Gas price surge ‘proves case for North Sea investment’
Energy industry leaders say investment must continue in the North Sea
A growing crisis over gas prices, energy supplies and food shortages reinforces the case for continued investment in the North Sea, say industry leaders.
A surge in wholesale gas prices has hit production of carbon dioxide, which is vital for producing and transporting supermarket staples such as bread and meat, as well as beer and fizzy drinks.
Two of England’s biggest fertiliser plants in Teesside and Cheshire – which use the gas to produce ammonium nitrate – have shut down.
UK Business Secretary Kwasi Kwarteng has been holding talks with energy suppliers and the regulator Ofgem to seek a solution to the problem.
Now the oil and gas group OGUK has said the crisis has shown why it would be premature to halt investment in the North Sea and that doing so would leave the UK at the mercy of imported energy.
A debate has raged in the Holyrood parliament on the commitment of the Scottish government to the North Sea since the SNP agreed a partnership with the Green party which favours a speedier running down of the fossil fuel sector.
Kwasi Kwarteng: meeting gas suppliers
The industry says the latest culmination of factors show why it would be foolhardy to cut back on Britain’s supplies.
Wholesale prices for gas have surged 250% since January with a 70% rise since August alone. The causes are global – European gas stocks are down, supplies from Russia have declined and there is strong demand for liquefied natural gas from Asia.

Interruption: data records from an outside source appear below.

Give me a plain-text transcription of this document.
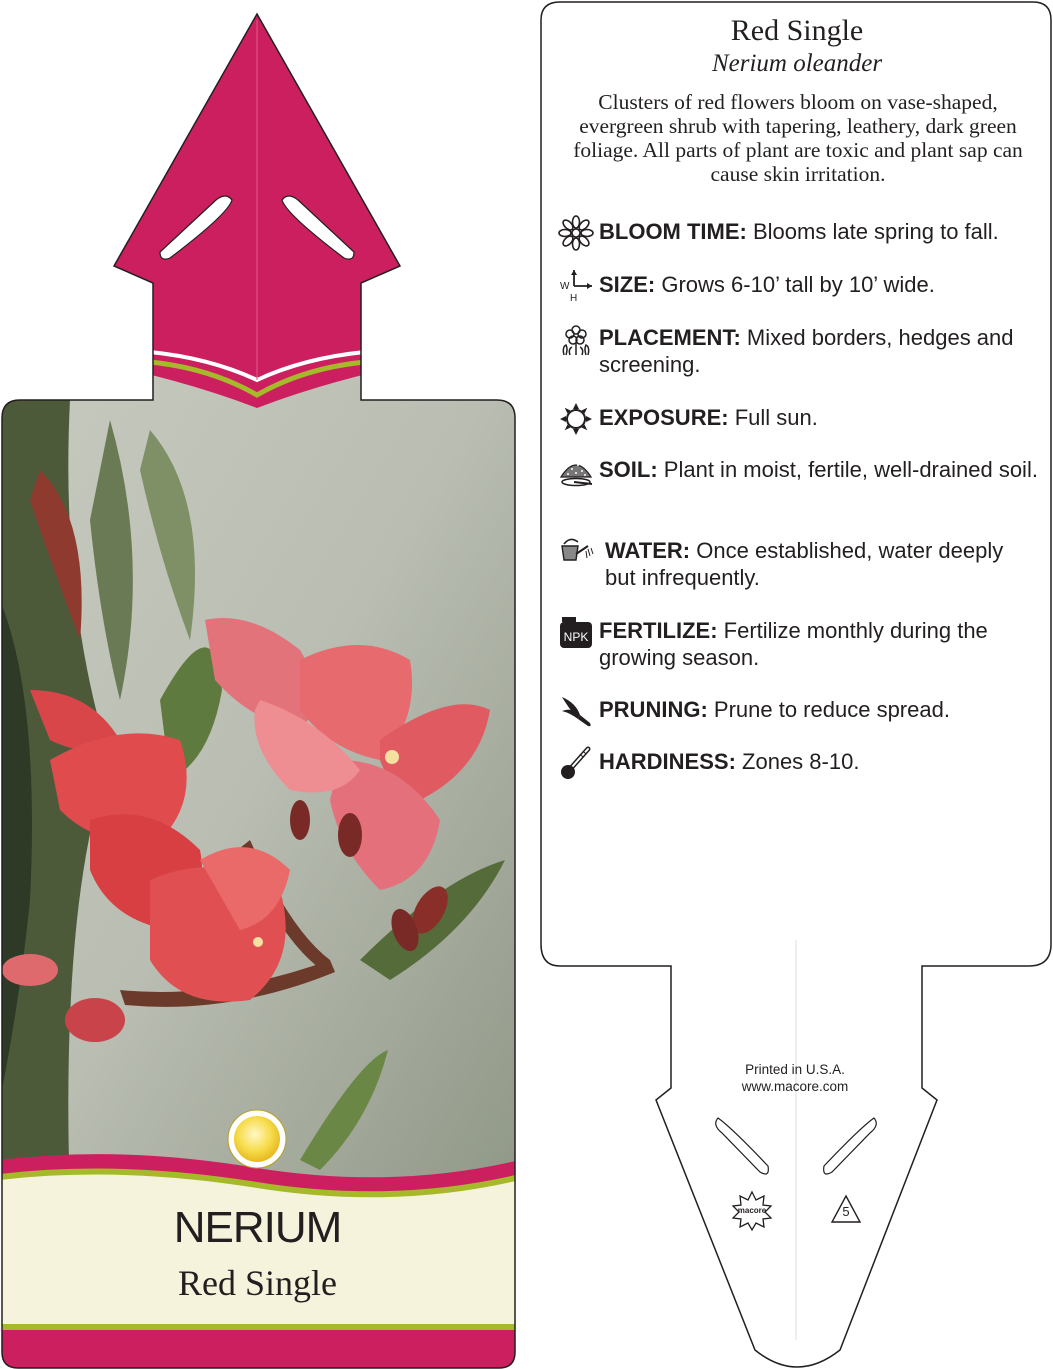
NERIUM
Red Single
Red Single
Nerium oleander
Clusters of red flowers bloom on vase-shaped, evergreen shrub with tapering, leathery, dark green foliage. All parts of plant are toxic and plant sap can cause skin irritation.
BLOOM TIME: Blooms late spring to fall.
W
H
SIZE: Grows 6-10’ tall by 10’ wide.
PLACEMENT: Mixed borders, hedges and screening.
EXPOSURE: Full sun.
SOIL: Plant in moist, fertile, well-drained soil.
WATER: Once established, water deeply but infrequently.
NPK FERTILIZE: Fertilize monthly during the growing season.
PRUNING: Prune to reduce spread.
HARDINESS: Zones 8-10.
Printed in U.S.A.
www.macore.com
macore	5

The effects on the UK are however particularly strong because it is one of the largest consumers of gas in Europe, at 44 billion cubic metres per year, mostly for domestic and industrial heating.
Ofgem has warned UK consumers to expect an average £135 rise in home energy bills this winter.
The effect has been amplified this weekend by a high-pressure weather zone causing very low winds, meaning a decline in windfarm output.
Gas-fired power stations normally provide a third of the nation’s power but on Saturday National Grid data suggested that more than half of UK electricity was coming from fossil fuels – mostly gas but also some coal.
Wind was providing just 1.2% of power while another 9% was being imported from the EU via interconnector cables. Most of that was also from gas fired power stations.
The UK gets about 73% of its total energy – also including transport and heating – from fossil fuels.
Concern is rising over empty shelves
The crisis coincides with discussions on whether to open new gas fields in the North Sea to replace those running out or becoming economically unviable to produce.
OGUK predicts that UK North Sea output will roughly halve by 2027 unless new fields are opened. If that happens the UK will be even more reliant on imports than now.
OGUK energy policy manager Will Webster, said: “This price surge shows how we continue to need UK gas
Letting production fall faster than we can reduce demand risks leaving us increasingly dependent on other countries and at the mercy of global events over which we have no control.
“While the UK continues to use oil and gas, we should make the most of the resources in our control while working for a low-carbon future.”
Commenting on the shut down of plants producing vital supplies to the food industry, Nick Allen, chief executive of the British Meat Processing Association, said: ‘This has come as a huge shock, it has happened so quickly.
“I think everyone is outraged in the industry that these fertiliser plants can shut down without any warning whatsoever and suddenly take something which is so essential to the food supply chain off-stream just like that.
“We really need Government to step in now and actually do something.”